Die letzten Farbschichten wurden mit einem flachen Pinsel quer aufgetragen, um Regenwasser-Streifen anzudeuten. Der Auftrag war bis zuletzt lasierend, daher kann man bei den linken beiden Dächern noch den von der ursprünglichen Lackierung herrührenden mittigen Rußstreifen erkennen.
Meine inzwischen erworbene Routine erlaubt es mir, die Fahrgestelle während der Lackierung der Wagenkästen weder abzuschrauben noch abzukleben. Wer keine Übung hat und befürchten muss, dass er die Fahrgestelle ankleckert, kann sie abkleben oder zwei Schrauben im Inneren des Wagens lösen und sie abnehmen.
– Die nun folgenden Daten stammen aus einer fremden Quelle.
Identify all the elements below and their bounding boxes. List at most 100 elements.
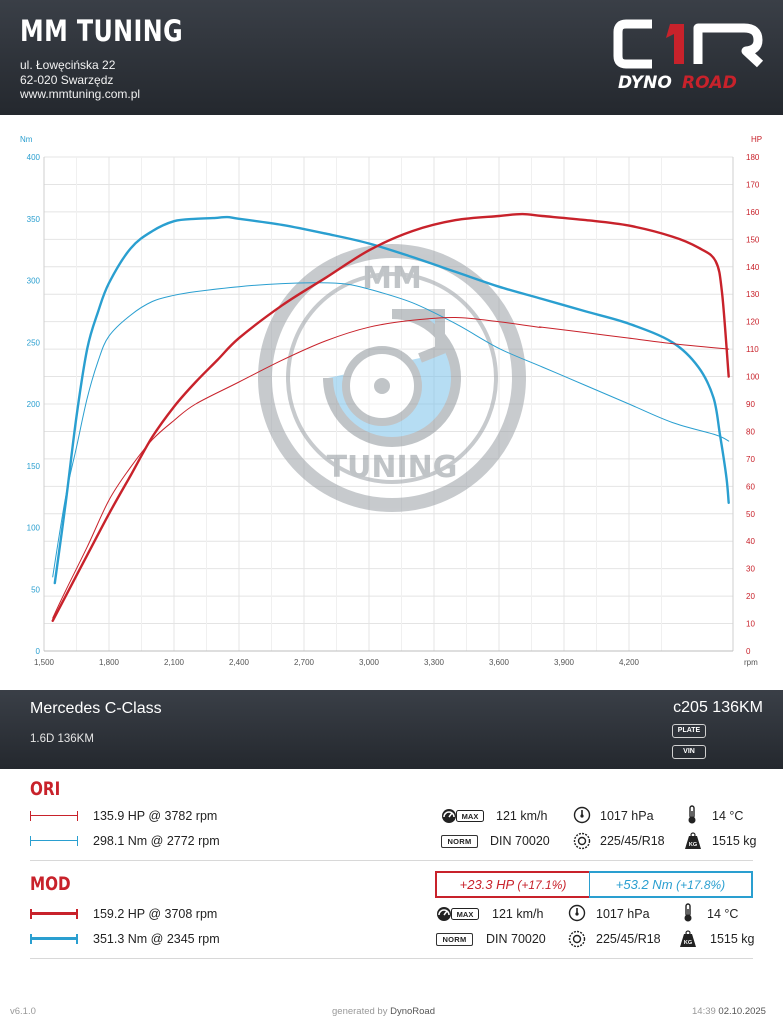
- website-link[interactable]: www.mmtuning.com.pl: [20, 87, 141, 101]
- x-tick-label: 2,100: [164, 658, 185, 667]
- y-left-tick-label: 150: [27, 462, 41, 471]
- x-tick-label: 4,200: [619, 658, 640, 667]
- ori-speed: 121 km/h: [496, 809, 548, 823]
- address: ul. Łowęcińska 22 62-020 Swarzędz www.mm…: [20, 58, 140, 102]
- mod-title: MOD: [30, 873, 71, 895]
- chart-axes: 0 50 100 150 200 250 300 350 400 0 10 20 30 40 50 60 70 8…: [20, 135, 762, 667]
- ori-torque-curve: [52, 282, 730, 578]
- ori-power-legend: [30, 811, 78, 821]
- mod-weight: 1515 kg: [710, 932, 755, 946]
- y-right-tick-label: 60: [746, 482, 755, 491]
- y-right-tick-label: 40: [746, 537, 755, 546]
- generated-by: generated by DynoRoad: [332, 1006, 435, 1017]
- ori-torque-legend: [30, 836, 78, 846]
- y-left-tick-label: 300: [27, 277, 41, 286]
- y-right-tick-label: 70: [746, 455, 755, 464]
- y-right-tick-label: 100: [746, 373, 760, 382]
- ori-weight: 1515 kg: [712, 834, 757, 848]
- speed-max-icon: MAX: [442, 809, 484, 823]
- x-tick-label: 3,600: [489, 658, 510, 667]
- mod-power-curve: [51, 212, 730, 622]
- y-left-tick-label: 400: [27, 153, 41, 162]
- hp-gain-box: +23.3 HP (+17.1%): [435, 871, 590, 898]
- address-city: 62-020 Swarzędz: [20, 72, 114, 87]
- weight-icon: KG: [685, 832, 701, 849]
- y-left-axis-label: Nm: [20, 135, 33, 144]
- y-right-tick-label: 20: [746, 592, 755, 601]
- ori-pressure: 1017 hPa: [600, 809, 654, 823]
- y-right-tick-label: 180: [746, 153, 760, 162]
- hp-gain: +23.3 HP: [459, 877, 514, 892]
- thermometer-icon: [684, 903, 692, 922]
- nm-gain-pct: (+17.8%): [676, 878, 726, 892]
- turbo-hub: [374, 378, 390, 394]
- y-left-tick-label: 350: [27, 215, 41, 224]
- y-right-tick-label: 140: [746, 263, 760, 272]
- y-left-tick-label: 250: [27, 338, 41, 347]
- watermark-inner-ring: [286, 272, 498, 484]
- nm-gain: +53.2 Nm: [615, 877, 673, 892]
- mod-torque-value: 351.3 Nm @ 2345 rpm: [93, 932, 220, 946]
- mod-temp: 14 °C: [707, 907, 739, 921]
- y-left-tick-label: 100: [27, 524, 41, 533]
- vehicle-code: c205 136KM: [673, 699, 763, 716]
- y-right-tick-label: 120: [746, 318, 760, 327]
- norm-badge: NORM: [436, 933, 473, 946]
- timestamp-date: 02.10.2025: [718, 1006, 766, 1017]
- chart-curves: [51, 212, 730, 622]
- x-tick-label: 3,900: [554, 658, 575, 667]
- weight-icon: KG: [680, 930, 696, 947]
- ori-torque-value: 298.1 Nm @ 2772 rpm: [93, 834, 220, 848]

Nun geht es an die Wagenkästen. Ich habe meinen „DB-Mix“ vorbereitet - Revell Aqua Ziegelrot und Lederbraun 2:1 gemischt und, wie in der vorletzten Folge dieser Serie beschrieben, verdünnt. Von der Farbe rühre ich so viel an, dass ich mindestens einen Wagenkasten damit streichen kann, ohne meine Arbeit unterbrechen zu müssen. Die Farbe ist ganz dünnflüssig angerührt, dennoch legt sie sich an den Wänden des glatten Kunststoffbehälters an und perlt nicht ab, wie man hier hoffentlich etwas besser sehen kann als auf dem gleichartigen Foto vor 14 Tagen:
Die Farbe trage ich so HAUCHDÜNN auf, wie man das einst in einer Magirus-Werbung vom idealen Eierkuchen erwartete. Sinngemäß lautete diese Radio-Werbung etwa so: „Was ich mag? Meine Freundin Anni, Palatschinken HAUCHDÜNN, die Großglockner Hochalm-Strecke bei jedem Wetter, und meinen Magirus Deutz.“
Der Wagen steht nicht, er liegt stabil auf einem Stück Küchenrolle auf. Da der Wagen liegt und ich daher auf einer horizontalen Fläche male, fließt mir kaum Farbe davon. Die Pinselhand liegt ebenfalls fest auf der Unterlage auf.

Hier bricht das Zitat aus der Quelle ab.